With the latest Bond film, ‘Spectre’, breaking box office records, our main man is evidently not getting any less popular. Coinciding with its release, however, is MI6’s launch of its latest recruitment campaign, and the UK’s real-life Secret Service is quick to highlight that they are not looking for James Bond-esque candidates.
The new campaign emphasises a revision of old stereotypes about what it truly takes to work for the organisation, which is looking to recruit people who can show a range of emotional intelligence and interpersonal skills that go beyond their educational background or social status. It is thought that this new approach will encourage a wider range of applicants from all social backgrounds; an approach that has been championed by many companies and higher education establishments. UCAS, for example, are reportedly to start implementing an anonymous application system in order to tackle racial bias, with major companies like Deloitte and HSBC also considering “name-blind” recruitment. MI6 claims that their new campaign, too, addresses social bias and could see a new generation of agents who will truly represent the diverse values within our modern society.

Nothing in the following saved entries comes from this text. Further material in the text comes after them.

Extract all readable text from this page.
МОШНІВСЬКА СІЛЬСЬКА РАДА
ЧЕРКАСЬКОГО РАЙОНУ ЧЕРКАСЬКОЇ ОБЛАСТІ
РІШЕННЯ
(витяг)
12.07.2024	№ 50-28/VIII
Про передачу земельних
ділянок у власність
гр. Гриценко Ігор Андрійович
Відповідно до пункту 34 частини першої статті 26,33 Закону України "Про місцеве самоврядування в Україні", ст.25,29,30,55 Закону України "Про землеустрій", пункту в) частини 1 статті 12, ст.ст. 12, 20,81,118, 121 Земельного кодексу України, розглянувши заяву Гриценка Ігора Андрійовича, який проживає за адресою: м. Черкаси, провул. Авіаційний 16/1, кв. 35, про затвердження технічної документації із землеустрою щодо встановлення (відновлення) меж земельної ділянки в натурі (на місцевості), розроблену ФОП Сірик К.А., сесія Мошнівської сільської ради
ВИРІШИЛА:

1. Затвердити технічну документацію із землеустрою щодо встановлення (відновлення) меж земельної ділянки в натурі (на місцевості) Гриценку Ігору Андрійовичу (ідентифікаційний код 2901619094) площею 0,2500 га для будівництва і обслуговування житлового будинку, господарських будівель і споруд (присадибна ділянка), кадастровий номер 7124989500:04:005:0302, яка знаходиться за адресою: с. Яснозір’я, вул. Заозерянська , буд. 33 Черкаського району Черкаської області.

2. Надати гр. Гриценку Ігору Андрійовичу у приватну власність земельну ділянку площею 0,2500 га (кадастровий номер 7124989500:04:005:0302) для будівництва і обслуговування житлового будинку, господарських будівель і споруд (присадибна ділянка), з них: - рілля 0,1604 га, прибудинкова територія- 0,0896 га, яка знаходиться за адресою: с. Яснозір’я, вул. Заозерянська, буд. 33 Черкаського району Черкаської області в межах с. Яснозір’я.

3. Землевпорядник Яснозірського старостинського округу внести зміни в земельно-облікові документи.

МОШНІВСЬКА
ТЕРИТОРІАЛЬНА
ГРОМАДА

So would James Bond actually cut it as a secret agent in real life? As a drunken loner with a highly addictive personality, many have speculated that it is highly likely that his application would indeed be rejected. But ultimately, we can’t forget that Bond is a work of fiction. We may well indulge in his adventures on screen, admiring his courage, quick-wittedness and penchant for fast cars, but it is important to distinguish real life from what Bond represents – a fantasy.